Let $G$ be a group of order $m$. I am sampling elements $a_1, a_2, \ldots$ from $G$ with replacement - random and evenly distributed. The question is, when will there be the first duplicate, i.e. the minimum $j$ for which there exists a $i < j$ with $a_i = a_j$.
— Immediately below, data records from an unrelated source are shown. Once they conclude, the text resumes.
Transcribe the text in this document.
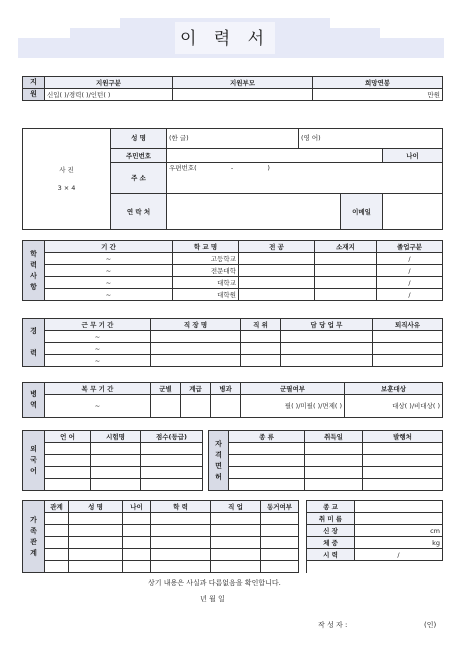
이 력 서
지	지원구분	지원부모	희망연봉
원	신입( )/경력( )/인턴( )		만원
사 진
3 × 4	성 명	(한 글)	(영 어)		
	주민번호				나이
	주 소	우편번호( - )			
	연 락 처			이메일	
학
력
사
항	기 간	학 교 명	전 공	소재지	졸업구분
	~	고등학교			/
	~	전문대학			/
	~	대학교			/
	~	대학원			/
경

력	근 무 기 간	직 장 명	직 위	담 당 업 무	퇴직사유
	~				
	~				
	~				
병
역	복 무 기 간	군별	계급	병과	군필여부	보훈대상
	~				필( )/미필( )/면제( )	대상( )/비대상( )
외
국
어	언 어	시험명	점수(등급)

자
격
면
허	종 류	취득일	발행처

가
족
관
계	관계	성 명	나이	학 력	직 업	동거여부		종 교	
								취 미 름	
								신 장	cm
								체 중	kg
								시 력	/

상기 내용은 사실과 다름없음을 확인합니다.
년 월 일
작 성 자 :	(인)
I thought of it in the following way: The probability of having a duplicate in the $k$-th run is
$$\frac{m}{m} \frac{m-1}{m} \cdots \frac{m-k+2}{m} \frac{k-1}{m} = \frac{m! \cdot (k-1)}{(m-k+1)! \cdot m^k}$$
that means "$k-1$ times no duplicate and a duplicate in the $k$-th run, so the expected value of samples before a match appears is
$$\sum_{k=1}^{m+1} (k-1) \frac{m! \cdot (k-1)}{(m-k+1)! \cdot m^k}.$$
Here, in theorem 2.2 it is stated that the expected number of evaluations before a match appears is $\sqrt{\pi m/2}$.
Checking the result with $m = 50$ gives me $\approx 8.54$ using my formula (see here) and $5\sqrt{\pi} \approx 8.86$ using the formula from the article. Why is there a difference resp. where is the mistake I (?) made?